Background. If a circumferential limb deep partial or full-thickness burn occurs, compartment syndrome can develop. Although several factors affect the outcome of patients who develop compartment syndrome, the most important salvage treatment is an early release of the compartment under pressure by a fasciotomy. However, COVID-19-related fear from doctors may cause some hesitancy to enter a hospital, and hesitancy to interact with patients. Objectives. To provide a literature review of the urgency of burn victim escharotomy and fasciotomy, and to provide a practical algorithm for use during the COVID-19 pandemic. Methods. We used a literature review to search the following key words as search phrases: compartment syndrome; burns; fasciotomy and escharotomy; COVID-19. We searched with the following search engines: Pubmed and Medline.

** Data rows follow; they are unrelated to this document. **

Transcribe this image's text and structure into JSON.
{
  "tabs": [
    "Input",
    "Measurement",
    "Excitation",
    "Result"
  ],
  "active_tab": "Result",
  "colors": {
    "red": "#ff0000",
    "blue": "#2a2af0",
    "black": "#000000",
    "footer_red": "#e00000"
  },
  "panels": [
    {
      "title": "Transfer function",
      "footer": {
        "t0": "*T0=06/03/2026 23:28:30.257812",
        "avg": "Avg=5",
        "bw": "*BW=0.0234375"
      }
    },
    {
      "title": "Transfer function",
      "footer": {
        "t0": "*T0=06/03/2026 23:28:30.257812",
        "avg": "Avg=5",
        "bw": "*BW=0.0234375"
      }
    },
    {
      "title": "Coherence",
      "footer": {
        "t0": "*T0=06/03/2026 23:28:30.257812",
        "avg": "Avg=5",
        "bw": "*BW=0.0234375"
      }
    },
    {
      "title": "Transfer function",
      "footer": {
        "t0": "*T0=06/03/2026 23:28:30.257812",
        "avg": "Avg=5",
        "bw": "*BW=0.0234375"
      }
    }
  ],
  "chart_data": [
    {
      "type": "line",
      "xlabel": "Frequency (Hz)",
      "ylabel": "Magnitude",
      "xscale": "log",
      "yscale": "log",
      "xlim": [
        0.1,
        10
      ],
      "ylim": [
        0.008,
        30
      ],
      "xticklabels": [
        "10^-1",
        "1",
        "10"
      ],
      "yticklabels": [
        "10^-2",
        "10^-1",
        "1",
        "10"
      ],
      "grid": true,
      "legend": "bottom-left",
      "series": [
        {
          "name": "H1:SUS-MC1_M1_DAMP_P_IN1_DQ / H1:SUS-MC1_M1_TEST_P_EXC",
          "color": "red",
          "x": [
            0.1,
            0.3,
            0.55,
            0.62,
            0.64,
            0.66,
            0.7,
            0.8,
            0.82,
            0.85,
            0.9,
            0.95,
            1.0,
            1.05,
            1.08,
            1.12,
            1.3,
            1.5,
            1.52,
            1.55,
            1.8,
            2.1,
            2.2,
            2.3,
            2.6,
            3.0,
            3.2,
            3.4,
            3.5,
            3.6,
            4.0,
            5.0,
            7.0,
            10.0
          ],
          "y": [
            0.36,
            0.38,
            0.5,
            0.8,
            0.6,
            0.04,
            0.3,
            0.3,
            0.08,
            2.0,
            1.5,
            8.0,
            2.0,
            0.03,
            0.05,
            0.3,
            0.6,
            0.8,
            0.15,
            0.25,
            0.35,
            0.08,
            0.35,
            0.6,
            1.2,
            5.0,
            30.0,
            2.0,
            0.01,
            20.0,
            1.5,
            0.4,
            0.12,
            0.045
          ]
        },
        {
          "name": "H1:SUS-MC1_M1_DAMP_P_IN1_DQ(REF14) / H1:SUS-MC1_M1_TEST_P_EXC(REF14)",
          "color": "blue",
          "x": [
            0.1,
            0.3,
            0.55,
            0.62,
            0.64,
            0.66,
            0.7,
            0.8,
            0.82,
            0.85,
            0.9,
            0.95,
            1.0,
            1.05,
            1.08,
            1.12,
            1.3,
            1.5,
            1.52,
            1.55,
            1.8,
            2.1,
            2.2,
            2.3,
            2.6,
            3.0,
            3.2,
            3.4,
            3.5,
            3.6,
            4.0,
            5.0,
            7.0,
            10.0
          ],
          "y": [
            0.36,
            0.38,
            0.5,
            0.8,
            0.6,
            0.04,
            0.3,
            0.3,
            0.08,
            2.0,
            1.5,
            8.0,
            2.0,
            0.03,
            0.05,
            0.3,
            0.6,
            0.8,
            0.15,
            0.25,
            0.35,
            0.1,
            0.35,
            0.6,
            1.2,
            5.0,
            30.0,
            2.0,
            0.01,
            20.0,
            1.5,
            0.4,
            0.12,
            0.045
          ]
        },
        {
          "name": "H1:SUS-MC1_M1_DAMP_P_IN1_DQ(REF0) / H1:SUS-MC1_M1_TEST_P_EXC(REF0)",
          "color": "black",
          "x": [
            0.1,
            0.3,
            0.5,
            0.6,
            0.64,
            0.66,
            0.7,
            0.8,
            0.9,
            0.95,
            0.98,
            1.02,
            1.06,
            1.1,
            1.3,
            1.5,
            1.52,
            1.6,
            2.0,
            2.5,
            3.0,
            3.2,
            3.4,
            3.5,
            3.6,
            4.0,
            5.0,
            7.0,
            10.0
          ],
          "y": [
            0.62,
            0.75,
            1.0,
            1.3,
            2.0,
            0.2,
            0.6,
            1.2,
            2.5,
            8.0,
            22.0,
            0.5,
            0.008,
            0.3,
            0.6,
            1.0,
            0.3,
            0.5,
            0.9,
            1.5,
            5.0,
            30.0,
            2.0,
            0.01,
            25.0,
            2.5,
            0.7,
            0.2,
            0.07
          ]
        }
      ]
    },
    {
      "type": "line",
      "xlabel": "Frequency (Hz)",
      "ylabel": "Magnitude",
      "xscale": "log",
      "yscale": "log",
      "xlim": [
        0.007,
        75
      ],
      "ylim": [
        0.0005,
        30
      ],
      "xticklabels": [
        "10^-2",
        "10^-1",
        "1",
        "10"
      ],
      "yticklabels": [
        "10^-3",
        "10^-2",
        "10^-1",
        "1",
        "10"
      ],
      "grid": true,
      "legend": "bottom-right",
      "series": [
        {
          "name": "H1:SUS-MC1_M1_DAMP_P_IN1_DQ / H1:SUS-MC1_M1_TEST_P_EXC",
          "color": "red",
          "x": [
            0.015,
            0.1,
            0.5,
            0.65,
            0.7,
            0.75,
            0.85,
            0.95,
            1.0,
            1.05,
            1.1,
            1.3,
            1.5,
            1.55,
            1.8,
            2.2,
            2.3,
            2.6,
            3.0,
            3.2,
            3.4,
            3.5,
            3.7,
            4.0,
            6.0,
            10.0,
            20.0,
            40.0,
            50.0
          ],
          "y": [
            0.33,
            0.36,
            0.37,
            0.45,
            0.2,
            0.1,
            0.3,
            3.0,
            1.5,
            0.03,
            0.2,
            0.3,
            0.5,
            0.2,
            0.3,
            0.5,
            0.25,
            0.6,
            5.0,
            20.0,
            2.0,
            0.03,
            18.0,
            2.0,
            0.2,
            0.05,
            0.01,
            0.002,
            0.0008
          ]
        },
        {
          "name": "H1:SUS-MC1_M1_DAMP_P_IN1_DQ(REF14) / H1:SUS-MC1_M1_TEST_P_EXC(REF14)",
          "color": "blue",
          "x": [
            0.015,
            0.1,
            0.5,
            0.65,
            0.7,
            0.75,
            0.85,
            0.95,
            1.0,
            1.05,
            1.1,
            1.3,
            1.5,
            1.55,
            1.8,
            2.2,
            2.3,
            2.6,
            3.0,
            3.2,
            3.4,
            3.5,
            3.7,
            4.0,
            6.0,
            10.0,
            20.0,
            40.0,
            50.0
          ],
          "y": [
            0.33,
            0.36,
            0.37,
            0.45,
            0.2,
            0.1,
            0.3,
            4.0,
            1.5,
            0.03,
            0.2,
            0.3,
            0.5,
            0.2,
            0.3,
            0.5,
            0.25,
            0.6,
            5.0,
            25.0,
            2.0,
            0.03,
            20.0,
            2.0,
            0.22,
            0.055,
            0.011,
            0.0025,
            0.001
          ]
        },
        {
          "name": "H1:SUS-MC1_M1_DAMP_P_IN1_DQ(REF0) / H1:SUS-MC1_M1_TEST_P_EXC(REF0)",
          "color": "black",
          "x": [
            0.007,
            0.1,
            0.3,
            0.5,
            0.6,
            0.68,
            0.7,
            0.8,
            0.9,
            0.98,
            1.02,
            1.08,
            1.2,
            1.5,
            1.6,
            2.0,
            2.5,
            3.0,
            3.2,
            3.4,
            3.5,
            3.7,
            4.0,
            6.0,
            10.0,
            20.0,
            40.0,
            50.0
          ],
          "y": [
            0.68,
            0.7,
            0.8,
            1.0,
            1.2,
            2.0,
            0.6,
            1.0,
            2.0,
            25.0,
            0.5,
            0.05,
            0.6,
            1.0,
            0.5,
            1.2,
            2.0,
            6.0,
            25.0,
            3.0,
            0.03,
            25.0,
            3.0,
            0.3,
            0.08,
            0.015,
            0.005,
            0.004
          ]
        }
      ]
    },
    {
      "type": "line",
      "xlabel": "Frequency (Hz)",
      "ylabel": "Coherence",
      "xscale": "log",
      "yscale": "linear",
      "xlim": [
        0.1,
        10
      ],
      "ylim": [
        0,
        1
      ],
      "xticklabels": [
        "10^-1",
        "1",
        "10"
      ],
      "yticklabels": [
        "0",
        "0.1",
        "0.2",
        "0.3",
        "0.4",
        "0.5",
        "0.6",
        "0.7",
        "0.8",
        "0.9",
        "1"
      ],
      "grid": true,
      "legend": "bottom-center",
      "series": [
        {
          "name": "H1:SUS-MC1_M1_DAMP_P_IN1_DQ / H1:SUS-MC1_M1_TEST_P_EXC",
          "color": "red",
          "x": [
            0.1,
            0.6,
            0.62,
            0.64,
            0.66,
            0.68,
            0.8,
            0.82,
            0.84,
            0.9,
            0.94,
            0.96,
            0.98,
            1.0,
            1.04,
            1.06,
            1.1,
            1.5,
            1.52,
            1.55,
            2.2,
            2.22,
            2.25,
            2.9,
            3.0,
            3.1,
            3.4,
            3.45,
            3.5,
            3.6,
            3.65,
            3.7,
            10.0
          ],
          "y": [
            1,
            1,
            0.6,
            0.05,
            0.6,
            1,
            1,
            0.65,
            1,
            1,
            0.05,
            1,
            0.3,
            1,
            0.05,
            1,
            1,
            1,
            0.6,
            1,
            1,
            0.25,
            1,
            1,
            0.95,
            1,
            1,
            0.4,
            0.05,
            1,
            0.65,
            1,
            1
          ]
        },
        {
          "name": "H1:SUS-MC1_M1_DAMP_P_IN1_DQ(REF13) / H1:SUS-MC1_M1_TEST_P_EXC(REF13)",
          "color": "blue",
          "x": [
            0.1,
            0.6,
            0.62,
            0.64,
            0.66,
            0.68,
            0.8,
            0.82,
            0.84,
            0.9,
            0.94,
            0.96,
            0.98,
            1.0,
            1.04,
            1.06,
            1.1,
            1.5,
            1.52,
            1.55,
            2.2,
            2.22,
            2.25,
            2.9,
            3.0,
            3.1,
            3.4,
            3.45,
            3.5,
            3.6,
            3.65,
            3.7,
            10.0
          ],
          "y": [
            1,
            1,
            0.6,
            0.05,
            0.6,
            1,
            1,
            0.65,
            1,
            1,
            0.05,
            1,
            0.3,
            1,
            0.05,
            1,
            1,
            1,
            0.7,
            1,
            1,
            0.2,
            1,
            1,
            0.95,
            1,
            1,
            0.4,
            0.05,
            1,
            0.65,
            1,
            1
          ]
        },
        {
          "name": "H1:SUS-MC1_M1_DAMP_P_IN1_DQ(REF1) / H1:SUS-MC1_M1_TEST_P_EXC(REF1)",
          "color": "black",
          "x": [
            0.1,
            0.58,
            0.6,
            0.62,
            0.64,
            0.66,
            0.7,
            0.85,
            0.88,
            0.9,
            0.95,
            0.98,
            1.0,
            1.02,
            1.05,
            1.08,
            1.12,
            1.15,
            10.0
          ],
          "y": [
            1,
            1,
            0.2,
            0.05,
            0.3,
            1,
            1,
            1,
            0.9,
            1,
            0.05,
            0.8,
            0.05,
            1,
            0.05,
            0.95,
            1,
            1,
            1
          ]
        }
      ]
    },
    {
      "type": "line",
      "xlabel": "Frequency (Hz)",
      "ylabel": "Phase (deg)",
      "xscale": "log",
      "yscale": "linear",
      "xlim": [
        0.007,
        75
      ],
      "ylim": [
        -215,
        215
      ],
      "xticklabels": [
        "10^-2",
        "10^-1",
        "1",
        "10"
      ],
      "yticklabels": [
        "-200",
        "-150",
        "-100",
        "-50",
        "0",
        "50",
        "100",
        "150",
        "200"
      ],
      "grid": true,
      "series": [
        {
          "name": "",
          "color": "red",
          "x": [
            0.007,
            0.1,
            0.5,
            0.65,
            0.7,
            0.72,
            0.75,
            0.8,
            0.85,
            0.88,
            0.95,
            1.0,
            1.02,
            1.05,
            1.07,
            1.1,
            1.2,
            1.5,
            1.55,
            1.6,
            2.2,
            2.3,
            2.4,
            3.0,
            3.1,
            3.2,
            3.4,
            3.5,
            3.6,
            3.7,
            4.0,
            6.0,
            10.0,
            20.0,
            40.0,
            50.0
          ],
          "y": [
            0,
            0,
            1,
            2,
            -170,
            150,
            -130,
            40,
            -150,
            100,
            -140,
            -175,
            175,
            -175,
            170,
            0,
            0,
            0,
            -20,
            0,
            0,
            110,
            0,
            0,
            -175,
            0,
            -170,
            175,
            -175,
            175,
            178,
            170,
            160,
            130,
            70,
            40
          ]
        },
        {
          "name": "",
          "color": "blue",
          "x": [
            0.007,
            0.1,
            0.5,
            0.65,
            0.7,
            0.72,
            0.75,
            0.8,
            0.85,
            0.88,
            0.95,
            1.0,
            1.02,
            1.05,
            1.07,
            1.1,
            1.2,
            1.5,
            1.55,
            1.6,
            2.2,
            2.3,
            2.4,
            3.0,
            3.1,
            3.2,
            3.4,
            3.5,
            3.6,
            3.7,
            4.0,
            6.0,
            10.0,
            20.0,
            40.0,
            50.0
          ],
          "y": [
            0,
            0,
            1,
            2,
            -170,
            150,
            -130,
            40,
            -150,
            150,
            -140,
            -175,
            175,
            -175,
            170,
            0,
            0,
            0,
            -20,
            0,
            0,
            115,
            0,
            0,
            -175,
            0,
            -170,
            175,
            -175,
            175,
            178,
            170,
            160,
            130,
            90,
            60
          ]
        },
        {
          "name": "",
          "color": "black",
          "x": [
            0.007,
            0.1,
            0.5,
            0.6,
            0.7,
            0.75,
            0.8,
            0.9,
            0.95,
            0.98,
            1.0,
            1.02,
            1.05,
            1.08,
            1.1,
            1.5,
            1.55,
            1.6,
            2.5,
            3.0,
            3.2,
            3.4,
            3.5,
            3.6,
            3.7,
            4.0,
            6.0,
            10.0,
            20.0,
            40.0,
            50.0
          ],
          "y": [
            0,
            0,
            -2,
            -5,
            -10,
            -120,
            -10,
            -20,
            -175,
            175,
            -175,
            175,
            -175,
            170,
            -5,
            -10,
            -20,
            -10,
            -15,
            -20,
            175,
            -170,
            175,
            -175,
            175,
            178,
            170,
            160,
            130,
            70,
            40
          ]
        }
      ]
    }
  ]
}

We limited the articles searched to the period 2015 - 2020. We decided not to include abdominal compartment syndrome in the search, but rather to focus on limb compartment syndrome. Results. We included 8 of 14 screened articles, which were relevant to our search. We found no articles discussing the effect of the COVID-19 pandemic and compartment syndrome on burns. Most authors suggest early escharotomy and early fasciotomy. Conclusion. Based on the literature review, it is our recommendation to do a fasciotomy immediately once the diagnosis is made. From the onset of compartment syndrome until fasciotomy, there should be no more than 3 hours’ delay. In patients with circumferential burns that are deep or are converting to full-thickness, it is necessary to do escharotomies where necessary. Hourly monitoring of limbs with escharotomies is essential, and it is important to communicate this clearly to nursing staff. It is important in the environment of the fear related to the COVID-19 global pandemic that the urgency of escharotomy and fasciotomy is not delayed.